Per un Paese con il debito pubblico dell’Italia, non c’è dubbio che occorra ridurre il deficit per mantenere il debito sotto controllo. La richiesta del Fondo Monetario è dunque totalmente giustificata. L’analisi di questa nota mostra, se mai ve ne fosse ancora bisogno, quanto questa impresa sia ardua. Molti scritti hanno detto della rigidità della spesa pubblica in Italia, in quanto composta in larga misura da entitlements, ossia da diritti dei cittadini, che è molto difficile comprimere. E molti scritti hanno argomentato che l’Italia non ha una spesa primaria, al netto delle pensioni, particolarmente elevata nel confronto internazionale, né ha un numero di dipendenti pubblici più alto che altrove. Tuttavia, sull’Italia continua a gravare il peso degli errori del passato, che hanno portato a un debito pubblico molto alto e a un tasso di crescita molto basso. Questa analisi aggiunge la considerazione che negli ultimi anni si stiano consolidando tendenze all’aumento della spesa, di cui il bilancio pubblico difficilmente potrà non farsi carico.

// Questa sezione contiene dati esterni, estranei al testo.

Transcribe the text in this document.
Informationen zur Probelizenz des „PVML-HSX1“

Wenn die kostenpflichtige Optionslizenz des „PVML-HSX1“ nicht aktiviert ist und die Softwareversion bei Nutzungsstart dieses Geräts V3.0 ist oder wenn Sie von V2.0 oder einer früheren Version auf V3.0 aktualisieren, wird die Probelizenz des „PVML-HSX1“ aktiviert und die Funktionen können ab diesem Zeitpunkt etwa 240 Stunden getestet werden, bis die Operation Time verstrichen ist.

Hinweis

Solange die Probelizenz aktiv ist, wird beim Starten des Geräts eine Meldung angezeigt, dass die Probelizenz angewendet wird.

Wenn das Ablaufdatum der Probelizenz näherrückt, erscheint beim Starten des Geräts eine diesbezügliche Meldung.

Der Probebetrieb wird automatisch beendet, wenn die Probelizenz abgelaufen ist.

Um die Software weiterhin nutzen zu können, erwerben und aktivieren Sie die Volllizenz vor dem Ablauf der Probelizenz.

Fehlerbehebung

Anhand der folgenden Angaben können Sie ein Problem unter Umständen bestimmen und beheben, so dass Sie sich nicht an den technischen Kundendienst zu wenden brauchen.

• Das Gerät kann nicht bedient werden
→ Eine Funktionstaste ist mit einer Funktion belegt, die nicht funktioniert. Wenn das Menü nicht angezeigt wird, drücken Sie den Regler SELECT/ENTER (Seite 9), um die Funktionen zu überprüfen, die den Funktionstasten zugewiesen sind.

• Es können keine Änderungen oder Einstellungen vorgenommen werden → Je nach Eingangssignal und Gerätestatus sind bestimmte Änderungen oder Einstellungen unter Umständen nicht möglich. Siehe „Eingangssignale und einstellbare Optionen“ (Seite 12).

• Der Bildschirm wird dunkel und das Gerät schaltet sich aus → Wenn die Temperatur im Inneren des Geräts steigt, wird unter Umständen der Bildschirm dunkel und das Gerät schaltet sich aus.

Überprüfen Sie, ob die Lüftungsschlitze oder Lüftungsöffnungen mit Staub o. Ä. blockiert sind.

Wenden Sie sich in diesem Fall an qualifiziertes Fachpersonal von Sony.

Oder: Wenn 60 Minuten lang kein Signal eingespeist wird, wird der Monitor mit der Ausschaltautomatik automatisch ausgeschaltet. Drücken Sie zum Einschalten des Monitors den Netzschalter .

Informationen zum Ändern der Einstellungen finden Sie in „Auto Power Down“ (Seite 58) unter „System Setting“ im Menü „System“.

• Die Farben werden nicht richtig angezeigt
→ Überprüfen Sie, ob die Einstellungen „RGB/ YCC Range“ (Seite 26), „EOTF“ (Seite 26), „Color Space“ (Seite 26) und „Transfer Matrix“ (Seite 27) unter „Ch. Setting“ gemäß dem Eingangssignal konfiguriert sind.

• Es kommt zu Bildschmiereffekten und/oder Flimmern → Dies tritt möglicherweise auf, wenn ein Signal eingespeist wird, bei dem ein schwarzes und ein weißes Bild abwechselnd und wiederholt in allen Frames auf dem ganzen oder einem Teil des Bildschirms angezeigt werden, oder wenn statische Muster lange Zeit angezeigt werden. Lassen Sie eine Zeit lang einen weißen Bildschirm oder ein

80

Sono infatti in aumento la spesa per interessi, la domanda di investimenti pubblici, le prestazioni sociali age related, la domanda di consumi sanitari (anche per i non anziani), la domanda di investimenti pubblici e trasferimenti alle imprese per finalità di politica industriale, l’accresciuta sensibilità nei confronti di diseguaglianze e povertà. Sui conti dei prossimi anni grava il rischio di escussione di garanzie concesse negli anni del Covid e della crisi energetica, il cui ammontare complessivo supera il 16 per cento del Pil. Infine, cresce l’insofferenza dei contribuenti per una pressione fiscale piuttosto alta, cui corrispondono servizi generalmente poco efficienti. In queste condizioni, sono necessarie azioni volte a ridare slancio alla produttività del sistema (a cominciare dalla piena ed efficiente realizzazione del PNRR), ma è anche indispensabile attuare una lotta molto determinata contro l’evasione fiscale e fare della revisione della spesa il centro di una linea responsabile di politica economica. Non ci pare invece possibile promettere riduzioni della pressione fiscale, se non in relazione ai risultati che si otterranno effettivamente con queste azioni.


[1] Così il direttore del Dipartimento europeo del Fondo Monetario Internazionale, Alfred Kammer, presentando il Regional Economic Outlook per l’Europa, 8 novembre 2023.

[2] Si noti che il quadro tendenziale “a politiche invariate” (un dato richiesto dalla Commissione europea) è diverso dal quadro tendenziale “a legislazione vigente”, sulla base del quale la Ragioneria Generale dello Stato calcola gli effetti della manovra.

[3] È tuttavia possibile che le statistiche ufficiali sulla Germania non colgano compiutamente alcune voci “fuori bilancio”.

[4] Si veda “Spesa pensionistica - Anno 2023”, Ministero dell’Economia e delle Finanze.

[5] I dati principali del rapporto sono sintetizzati nella Nadef 2023.

[6] Si vedano al riguardo le nostre precedenti note “Gli effetti del superbonus 110% sull’economia e sul bilancio pubblico”, 7 marzo 2023, e “Nadef, il problema è il debito”, 6 ottobre 2023, nonché la Comunicazione Eurostat all’Istat di settembre 2023.

[7] Si vedano sull’argomento le relazioni sul bilancio della Banca d’Italia del 2020, 2021 e 2022.

[8] Si veda la nostra precedente nota: “La riforma (temporanea) dell’Irpef”, 3 novembre 2023.

[9] Non vi è differenza fra il gettito delle imposte del quadro tendenziale e quello del quadro programmatico. Verosimilmente ciò è dovuto alla circostanza che il governo considera come acquisito (e dunque parte del tendenziale) il contenuto del  decreto fiscale, che è stato trasmesso alla Camera il 27 ottobre, e dunque prima della legge di bilancio, anche se non è ancora stato promulgato. Inoltre, la riduzione del gettito dovuta alla riforma dell’anno scorso (flat tax) è già incorporata nel tendenziale di quest’anno.